Coxey Pond is beautiful and has some scenic points. Sorry I didn't take more photos. We brought our poles and immediately caught a number of nice smallies from shore but threw them back hoping for some larger ones. That was our mistake because the fishing shut down soon after. We struggled to catch anything over 10". We decided to hike down to Silaca Lake and try our luck there. We pulled in a few nice eater largemouth and smallmouth there and took them back to Coxey for a shorelunch. We brought our camp stove with and we fried the the fish up at the only campsite on Coxey.
Just about the time we finished the skies turned grey and we quickly packed up. The rain came hard and soon turned to hail. We started our hike back in the rain. Eventually it stopped but it tested our rain gear and boots, and unfortunately some of it didn't pass the test. Back at camp the sun peaked out for a moment. We soaked up the sun while we could because it wasn't long before the storms rolled back in.
And so the rain continued on and off the rest of the night
Day 4 of 5
Wednesday, September 08, 2021 The next morning was overcast and we decided that we would explore more of Cummings Lake. We had a little wind and rain on and off throughout the day. But we also had a little sun which allowed us to dry some of our clothes out. Fishing was slow. Cummings seemed to be filled with 8-10" smallmouth. We were catching them jigging in 30' of water. We would catch them trolling through 15' of water, and on the rocks at shore. The larger fish were few and far between. I can only imagine what this place is like in June. The smallies must be jumping in the boat.

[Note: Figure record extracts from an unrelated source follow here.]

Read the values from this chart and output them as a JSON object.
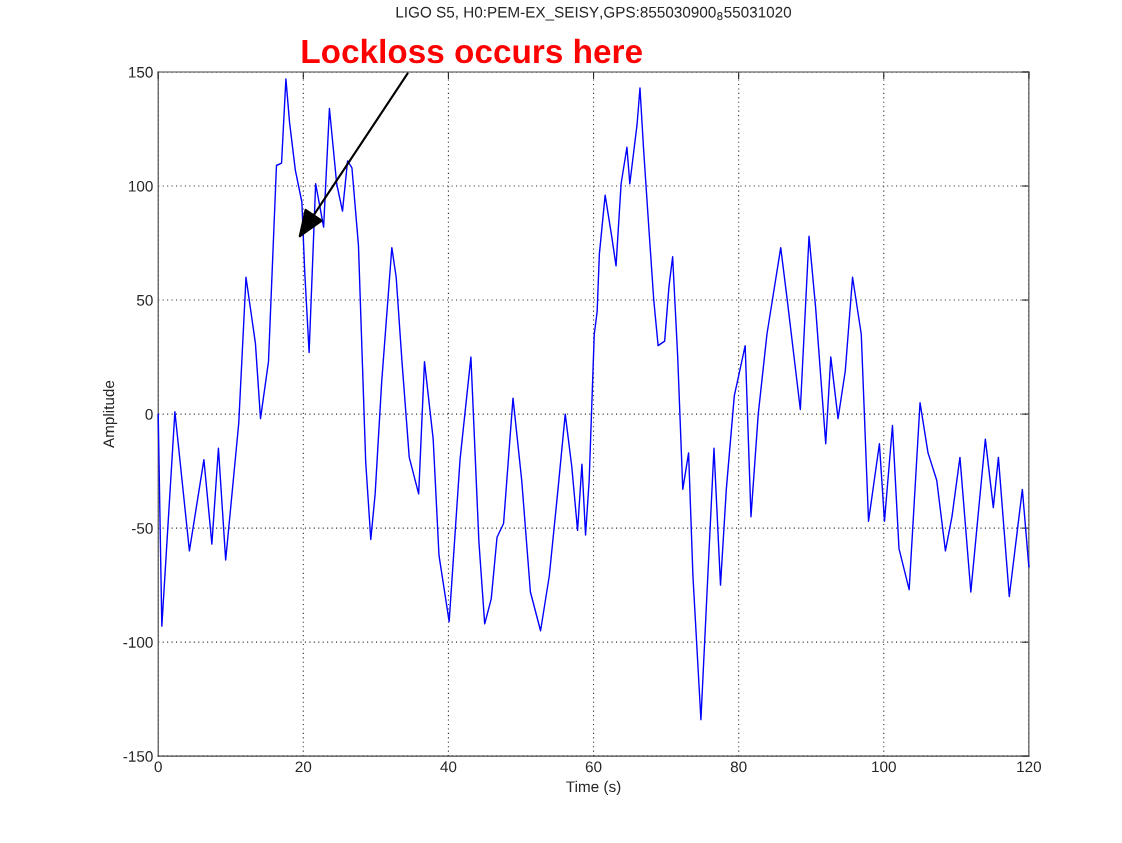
{
  "chart_data": {
    "type": "line",
    "title": "LIGO S5, H0:PEM-EX_SEISY,GPS:855030900$_{8}$55031020",
    "xlabel": "Time (s)",
    "ylabel": "Amplitude",
    "x": [
      0,
      0.5,
      2.3,
      4.3,
      6.3,
      7.4,
      8.3,
      9.3,
      11.1,
      12.1,
      13.4,
      14.1,
      15.2,
      16.3,
      17.0,
      17.6,
      18.1,
      18.9,
      19.8,
      20.2,
      20.8,
      21.7,
      22.8,
      23.6,
      24.6,
      25.4,
      26.1,
      26.7,
      27.6,
      28.6,
      29.3,
      29.9,
      30.8,
      32.2,
      32.8,
      33.6,
      34.6,
      35.9,
      36.7,
      37.9,
      38.7,
      40.1,
      41.6,
      43.1,
      44.2,
      45.0,
      45.9,
      46.7,
      47.6,
      48.9,
      50.1,
      51.3,
      52.7,
      53.9,
      55.1,
      56.1,
      57.0,
      57.8,
      58.4,
      58.9,
      59.4,
      60.1,
      60.5,
      60.8,
      61.6,
      62.5,
      63.1,
      63.8,
      64.6,
      65.0,
      66.0,
      66.4,
      66.9,
      67.7,
      68.3,
      68.9,
      69.8,
      70.4,
      70.9,
      71.6,
      72.3,
      73.1,
      73.7,
      74.8,
      75.6,
      76.6,
      77.5,
      78.3,
      79.4,
      80.9,
      81.7,
      82.7,
      83.9,
      85.8,
      86.7,
      88.5,
      89.7,
      90.6,
      92.0,
      92.7,
      93.7,
      94.7,
      95.7,
      96.9,
      97.9,
      99.4,
      100.1,
      101.2,
      102.1,
      103.5,
      105.0,
      106.1,
      107.3,
      108.5,
      109.4,
      110.5,
      112.0,
      114.0,
      115.1,
      115.8,
      117.3,
      119.1,
      120
    ],
    "series": [
      {
        "color": "#0000ff",
        "values": [
          0,
          -93,
          1,
          -60,
          -20,
          -57,
          -15,
          -64,
          -4,
          60,
          31,
          -2,
          23,
          109,
          110,
          147,
          128,
          107,
          93,
          62,
          27,
          101,
          82,
          134,
          101,
          89,
          111,
          108,
          74,
          -21,
          -55,
          -35,
          14,
          73,
          60,
          23,
          -19,
          -35,
          23,
          -11,
          -62,
          -91,
          -20,
          25,
          -56,
          -92,
          -81,
          -54,
          -48,
          7,
          -29,
          -78,
          -95,
          -71,
          -33,
          0,
          -23,
          -51,
          -22,
          -53,
          -29,
          35,
          45,
          70,
          96,
          78,
          65,
          101,
          117,
          101,
          127,
          143,
          116,
          78,
          50,
          30,
          32,
          56,
          69,
          25,
          -33,
          -17,
          -71,
          -134,
          -81,
          -15,
          -75,
          -33,
          8,
          30,
          -45,
          0,
          35,
          73,
          50,
          2,
          78,
          47,
          -13,
          25,
          -2,
          19,
          60,
          35,
          -47,
          -13,
          -47,
          -5,
          -59,
          -77,
          5,
          -17,
          -29,
          -60,
          -45,
          -19,
          -78,
          -11,
          -41,
          -19,
          -80,
          -33,
          -67
        ]
      }
    ],
    "xlim": [
      0,
      120
    ],
    "ylim": [
      -150,
      150
    ],
    "xticks": [
      0,
      20,
      40,
      60,
      80,
      100,
      120
    ],
    "yticks": [
      -150,
      -100,
      -50,
      0,
      50,
      100,
      150
    ],
    "grid": true,
    "line_style": "solid",
    "annotations": [
      {
        "text": "Lockloss occurs here",
        "x": 19.3,
        "y": 77
      }
    ]
  }
}
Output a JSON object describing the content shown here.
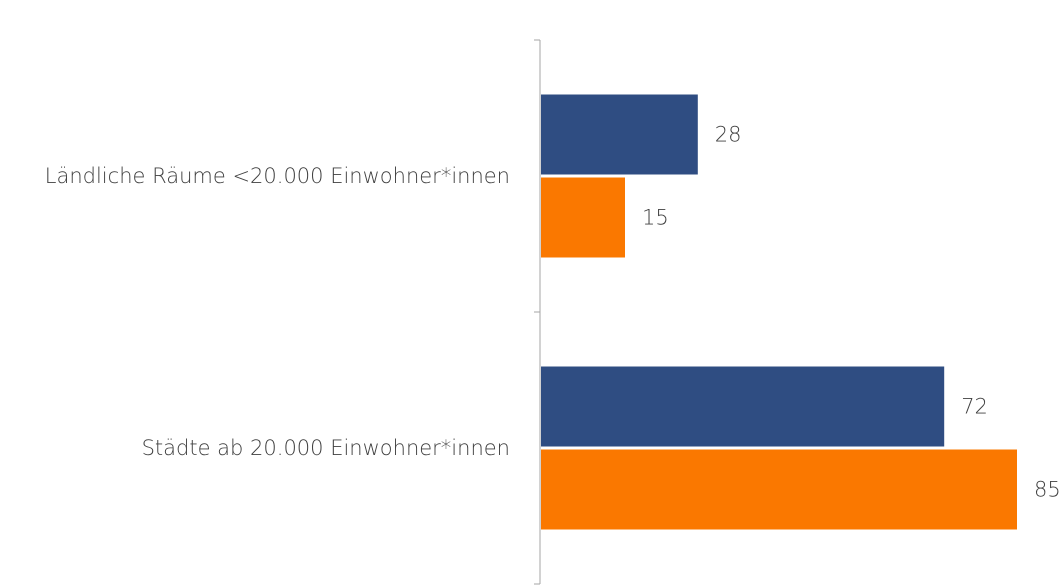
{
  "chart_data": {
    "type": "bar",
    "orientation": "horizontal",
    "title": "",
    "xlabel": "",
    "ylabel": "",
    "categories": [
      "Ländliche Räume <20.000 Einwohner*innen",
      "Städte ab 20.000 Einwohner*innen"
    ],
    "series": [
      {
        "values": [
          28,
          72
        ],
        "color": "#2f4d82"
      },
      {
        "values": [
          15,
          85
        ],
        "color": "#fa7800"
      }
    ],
    "xlim": [
      0,
      100
    ],
    "grid": false,
    "legend": "none",
    "axis_color": "#a6a6a6"
  }
}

More rains and even bigger storms were on their way so we got off the lake around 4pm and prepped camp for more rain. We hunkerd down under our trap. It poured hard for a while. We measured about 1" of rain in an hour. Nothing like getting all your gear soaked the night before you are going to pack it away. Seems to be the norm in the Boundary Waters.
After the storms passed the sun broke through for a beautiful sunset. I was quickly reminded how beautiful this place it. We quickly ventured with our canoes out onto a huge granite island to take in the views.
Day 5 of 5
Thursday, September 09, 2021 We enjoyed a dry night and woke to a foggy still morning. We were very happy to have calm water to make our trip out. We were quickly packed and on the water by 9am the next morning. Some bald eagles paid us a visit and were eating something on the rocks nearby when we left.
The guide from SOTW picked us up at EP4, they were even about 15 minutes early.
It was another amazing trip, and we can't wait to go back. We always hope to see some wildlife on the trip (moose, bear, wolf, otters, beavers), but that didn't happen this year. And not being able to have a campfire was certainly a downer. We did just fine without one but it certainly changes the mood and feel. So many memories of the BW involve warming yourself while sitting around the fire at night telling stories and cooking food and talking about the day. It was unfortunate but it didn't hamper our ability to make great memories.